Google's ambitious entry into the realm of generative artificial intelligence (AI) comes in the form of Gemini, a recently launched platform developed by Google's AI research labs, DeepMind and Google Research. This guide aims to provide an objective overview of Gemini, exploring its features, capabilities, and how it compares to existing competitors.
Gemini represents Google's latest foray into the world of generative AI, featuring three distinct models: Gemini Ultra (the flagship model), Gemini Pro (a lighter version), and Gemini Nano (a smaller model for mobile devices). Unlike previous models, Gemini stands out for being "natively multimodal," capable of processing not only text but also audio, images, and videos. This sets it apart from models like Google's LaMDA, which is text-centric.

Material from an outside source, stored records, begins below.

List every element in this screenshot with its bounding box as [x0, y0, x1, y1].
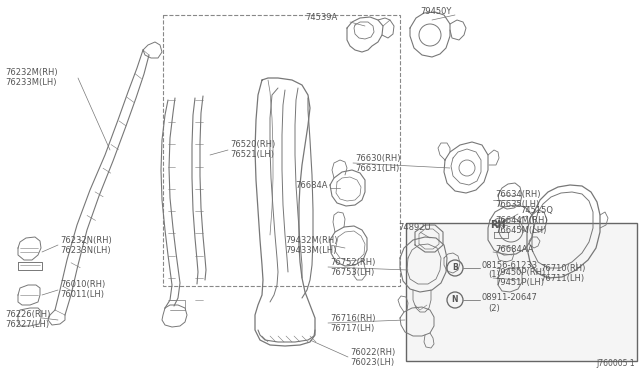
Text: 79451P(LH): 79451P(LH) — [495, 278, 544, 286]
Text: 74892U: 74892U — [398, 224, 431, 232]
Text: 76716(RH): 76716(RH) — [330, 314, 376, 323]
Text: 76233M(LH): 76233M(LH) — [5, 77, 56, 87]
Text: 76521(LH): 76521(LH) — [230, 151, 274, 160]
Text: 76232M(RH): 76232M(RH) — [5, 67, 58, 77]
Text: 74539A: 74539A — [305, 13, 337, 22]
Text: 76753(LH): 76753(LH) — [330, 267, 374, 276]
Text: 76011(LH): 76011(LH) — [60, 291, 104, 299]
Text: RH: RH — [490, 220, 506, 230]
Text: 76684A: 76684A — [295, 180, 328, 189]
Text: 79450Y: 79450Y — [420, 7, 451, 16]
Text: B: B — [452, 263, 458, 273]
Text: 76010(RH): 76010(RH) — [60, 280, 105, 289]
Text: 76717(LH): 76717(LH) — [330, 324, 374, 333]
Text: 76022(RH): 76022(RH) — [350, 347, 396, 356]
Text: 76710(RH): 76710(RH) — [540, 263, 586, 273]
Text: 76023(LH): 76023(LH) — [350, 357, 394, 366]
Text: 76233N(LH): 76233N(LH) — [60, 246, 111, 254]
Text: 79433M(LH): 79433M(LH) — [285, 246, 337, 254]
Text: 76226(RH): 76226(RH) — [5, 311, 51, 320]
Text: 76684AA: 76684AA — [495, 246, 534, 254]
Text: 76520(RH): 76520(RH) — [230, 141, 275, 150]
Text: 76232N(RH): 76232N(RH) — [60, 235, 112, 244]
Text: 76752(RH): 76752(RH) — [330, 257, 376, 266]
Text: 76644M(RH): 76644M(RH) — [495, 215, 548, 224]
Text: 76631(LH): 76631(LH) — [355, 164, 399, 173]
Bar — [406, 223, 637, 361]
Text: N: N — [452, 295, 458, 305]
Text: 76630(RH): 76630(RH) — [355, 154, 401, 163]
Bar — [163, 15, 400, 286]
Text: 76711(LH): 76711(LH) — [540, 273, 584, 282]
Text: J760005 1: J760005 1 — [596, 359, 635, 368]
Text: (1): (1) — [488, 270, 500, 279]
Text: 08911-20647: 08911-20647 — [482, 294, 538, 302]
Text: (2): (2) — [488, 304, 500, 312]
Text: 76227(LH): 76227(LH) — [5, 321, 49, 330]
Text: 76645M(LH): 76645M(LH) — [495, 225, 547, 234]
Text: 76635(LH): 76635(LH) — [495, 201, 540, 209]
Text: 76634(RH): 76634(RH) — [495, 190, 541, 199]
Text: 74515Q: 74515Q — [520, 205, 553, 215]
Text: 08156-61233: 08156-61233 — [482, 260, 538, 269]
Circle shape — [497, 222, 503, 228]
Text: 79432M(RH): 79432M(RH) — [285, 235, 337, 244]
Text: 79450P(RH): 79450P(RH) — [495, 267, 545, 276]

Contrary to clear branding, Google's Bard is not Gemini itself but serves as an interface for accessing certain Gemini models. Drawing a parallel to OpenAI's products, Bard is akin to ChatGPT, while Gemini corresponds to the underlying language model. Additionally, Gemini is independent of Imagen-2, a text-to-image model, causing confusion among users.
Gemini's multimodal nature implies a wide range of potential applications, from transcribing speech to captioning images and videos to generating artwork. However, real-world applications are still limited. Google's track record, including a controversial video showcasing Gemini's capabilities, has left some skepticism about the platform's current capabilities.
Gemini Ultra: Primarily showcased through Google-led demos, Ultra is set to launch more broadly later this year. It promises applications in physics homework assistance, problem-solving, and information extraction from scientific papers.
Gemini Pro: Publicly available, Pro offers improvements in reasoning and understanding over its predecessor, LaMDA. However, users have reported challenges with math problems and factual errors.
Gemini Nano: A smaller, efficient version designed for mobile devices, currently powering features like summarization in Recorder and Smart Reply in Gboard on the Pixel 8 Pro.
While Google claims Gemini's superiority on benchmarks, practical applications and early impressions suggest mixed results. Gemini's benchmark performance is marginally better than GPT-4, but users have noted issues with basic facts, translations, and coding suggestions.
Gemini Pro is currently free in Bard, AI Studio, and Vertex AI preview. Once it exits preview in Vertex AI, it will cost $0.0025 per character for input and $0.00005 per character for output.
Gemini Pro is accessible in Bard and Vertex AI, with AI Studio providing developers with customization options. Gemini Nano is currently featured in Pixel 8 Pro and will expand to other devices. Duet AI for Developers and other Google development tools will incorporate Gemini in early 2024.